How do you know if this is working? What is the subjective experience of heightened coherence?
• In my opinion, the most reliable indicator of a coherent state is a sense of humor, which includes being able to laugh at yourself. Of course I’m not talking about that kind of dry, sardonic humor which can sometimes be mixed with a tinge of cruelty. I mean the capacity to see things as delightfully funny.
• The recognition that all outcomes are equally welcome. They are all opportunities to create art.

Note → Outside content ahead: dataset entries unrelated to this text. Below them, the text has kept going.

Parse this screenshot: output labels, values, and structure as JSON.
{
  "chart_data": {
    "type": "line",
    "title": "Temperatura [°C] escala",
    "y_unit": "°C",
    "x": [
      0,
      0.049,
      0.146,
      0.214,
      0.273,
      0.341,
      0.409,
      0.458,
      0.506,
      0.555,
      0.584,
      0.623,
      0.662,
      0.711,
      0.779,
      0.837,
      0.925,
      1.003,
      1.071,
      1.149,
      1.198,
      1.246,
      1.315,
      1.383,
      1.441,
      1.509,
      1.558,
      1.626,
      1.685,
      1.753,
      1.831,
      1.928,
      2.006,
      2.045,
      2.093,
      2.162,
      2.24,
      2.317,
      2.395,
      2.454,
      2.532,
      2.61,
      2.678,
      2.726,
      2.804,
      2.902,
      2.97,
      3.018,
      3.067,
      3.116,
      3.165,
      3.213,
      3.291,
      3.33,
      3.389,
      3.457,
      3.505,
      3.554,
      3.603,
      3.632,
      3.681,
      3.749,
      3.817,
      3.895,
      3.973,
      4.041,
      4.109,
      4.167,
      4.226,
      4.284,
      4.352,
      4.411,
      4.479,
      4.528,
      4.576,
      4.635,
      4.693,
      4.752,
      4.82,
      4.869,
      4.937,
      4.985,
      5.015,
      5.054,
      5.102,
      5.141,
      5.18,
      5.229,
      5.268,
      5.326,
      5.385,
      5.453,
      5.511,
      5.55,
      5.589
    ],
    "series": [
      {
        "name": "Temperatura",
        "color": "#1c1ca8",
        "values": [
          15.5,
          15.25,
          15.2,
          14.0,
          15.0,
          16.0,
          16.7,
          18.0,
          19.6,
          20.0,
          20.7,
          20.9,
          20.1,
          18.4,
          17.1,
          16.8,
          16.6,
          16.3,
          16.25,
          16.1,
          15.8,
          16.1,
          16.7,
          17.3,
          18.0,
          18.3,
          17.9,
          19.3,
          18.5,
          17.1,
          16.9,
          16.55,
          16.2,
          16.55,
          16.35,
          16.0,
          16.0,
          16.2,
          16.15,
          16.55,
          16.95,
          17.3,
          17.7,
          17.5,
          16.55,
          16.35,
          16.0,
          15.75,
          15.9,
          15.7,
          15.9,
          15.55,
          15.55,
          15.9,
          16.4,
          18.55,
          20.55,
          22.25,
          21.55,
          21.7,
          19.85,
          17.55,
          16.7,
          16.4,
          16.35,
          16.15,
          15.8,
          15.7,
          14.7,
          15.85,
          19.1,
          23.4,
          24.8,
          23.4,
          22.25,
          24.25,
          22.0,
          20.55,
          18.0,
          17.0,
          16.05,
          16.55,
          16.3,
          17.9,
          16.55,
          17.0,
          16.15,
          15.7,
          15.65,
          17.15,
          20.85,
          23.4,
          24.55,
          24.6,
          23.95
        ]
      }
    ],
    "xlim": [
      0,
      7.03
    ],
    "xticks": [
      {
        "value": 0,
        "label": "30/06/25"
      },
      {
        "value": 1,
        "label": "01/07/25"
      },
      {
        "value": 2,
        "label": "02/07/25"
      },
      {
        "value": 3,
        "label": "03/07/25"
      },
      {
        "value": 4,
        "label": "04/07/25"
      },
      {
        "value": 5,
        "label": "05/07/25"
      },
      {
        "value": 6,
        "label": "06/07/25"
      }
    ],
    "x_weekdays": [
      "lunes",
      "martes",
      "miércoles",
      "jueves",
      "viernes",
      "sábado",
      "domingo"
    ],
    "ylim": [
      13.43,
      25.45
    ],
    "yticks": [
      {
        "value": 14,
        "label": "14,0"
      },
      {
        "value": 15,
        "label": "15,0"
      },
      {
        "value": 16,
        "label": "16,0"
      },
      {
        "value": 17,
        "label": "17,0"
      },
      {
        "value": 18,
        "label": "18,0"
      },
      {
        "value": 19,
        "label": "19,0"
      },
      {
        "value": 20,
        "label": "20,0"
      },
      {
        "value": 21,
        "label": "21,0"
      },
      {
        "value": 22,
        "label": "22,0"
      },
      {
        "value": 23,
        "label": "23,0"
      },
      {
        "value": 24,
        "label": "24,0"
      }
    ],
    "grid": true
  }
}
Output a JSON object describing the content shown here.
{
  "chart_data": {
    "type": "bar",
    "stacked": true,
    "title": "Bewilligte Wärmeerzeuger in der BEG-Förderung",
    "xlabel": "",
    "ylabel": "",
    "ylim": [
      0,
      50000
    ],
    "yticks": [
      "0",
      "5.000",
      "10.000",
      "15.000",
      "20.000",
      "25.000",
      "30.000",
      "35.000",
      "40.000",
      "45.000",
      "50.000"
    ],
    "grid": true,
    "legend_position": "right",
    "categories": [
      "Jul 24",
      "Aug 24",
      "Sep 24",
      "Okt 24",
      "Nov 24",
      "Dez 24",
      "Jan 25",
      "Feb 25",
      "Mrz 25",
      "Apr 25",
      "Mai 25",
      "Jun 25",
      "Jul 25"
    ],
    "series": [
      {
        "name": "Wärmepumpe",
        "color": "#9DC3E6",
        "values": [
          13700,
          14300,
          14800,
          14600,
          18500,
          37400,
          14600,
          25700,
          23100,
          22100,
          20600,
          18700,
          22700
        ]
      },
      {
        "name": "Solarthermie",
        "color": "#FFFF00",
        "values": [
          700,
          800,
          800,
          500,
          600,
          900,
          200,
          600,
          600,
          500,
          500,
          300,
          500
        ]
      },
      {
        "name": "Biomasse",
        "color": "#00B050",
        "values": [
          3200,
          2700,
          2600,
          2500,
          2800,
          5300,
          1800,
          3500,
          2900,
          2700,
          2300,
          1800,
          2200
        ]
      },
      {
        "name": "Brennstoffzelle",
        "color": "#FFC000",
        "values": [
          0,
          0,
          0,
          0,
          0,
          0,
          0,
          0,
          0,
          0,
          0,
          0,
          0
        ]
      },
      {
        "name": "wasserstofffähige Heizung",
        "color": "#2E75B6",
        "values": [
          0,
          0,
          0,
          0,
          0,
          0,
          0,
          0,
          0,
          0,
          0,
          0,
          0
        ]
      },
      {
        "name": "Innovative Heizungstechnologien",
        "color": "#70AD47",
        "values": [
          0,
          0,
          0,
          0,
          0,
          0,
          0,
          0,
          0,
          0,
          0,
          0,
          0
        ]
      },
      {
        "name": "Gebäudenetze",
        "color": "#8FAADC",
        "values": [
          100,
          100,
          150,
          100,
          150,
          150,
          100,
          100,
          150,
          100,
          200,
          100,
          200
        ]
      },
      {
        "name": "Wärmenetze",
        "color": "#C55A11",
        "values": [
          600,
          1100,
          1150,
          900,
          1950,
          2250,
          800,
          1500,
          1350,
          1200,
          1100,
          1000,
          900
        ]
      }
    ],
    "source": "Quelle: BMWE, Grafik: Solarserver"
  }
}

Although there may be mild preferences for one over another, a coherent nervous system will adapt to any changing circumstance with ease and even gratitude.
• The capacity to quickly recognize that the outcome I have is exactly what I want. You can’t do this by engineering your thoughts artificially; it has to be a natural conclusion which arises out of coherence.
• Spontaneous forgiveness of yourself and others. Of course, both forgiveness and gratitude can be practiced for a few minutes a day, as a way to increase coherence, but you know that it’s working when it spills over into the rest of the day. Then you just naturally see that the “me” is doing what the “me” does, and the way to shift it is to change the frequency through practice, not to try and interfere with it directly.
• Everything is an opportunity to create art. When the nervous system is freed of the habit of perceiving urgency, it becomes grateful for little things and seeks to create art and beauty everywhere.
So here’s where I’d like to ask your help. What are the ways you have found most effective to invite a client to release their grip on sudden emergencies, and the need to make urgent decisions? Equally, to unplug from believing everything the mind says?
When people believe they are living in some kind of war zone, which is of course exacerbated by the recent pandemic, everything seems like it needs urgent action. Gentle disciplines, which create more coherence in the nervous system, may seem like a distraction and an indulgence if there’s a siren going off in one’s brain.
Ironically, when we do build our castle upon the foundation of practices that create coherence, everything else miraculously falls into place on its own.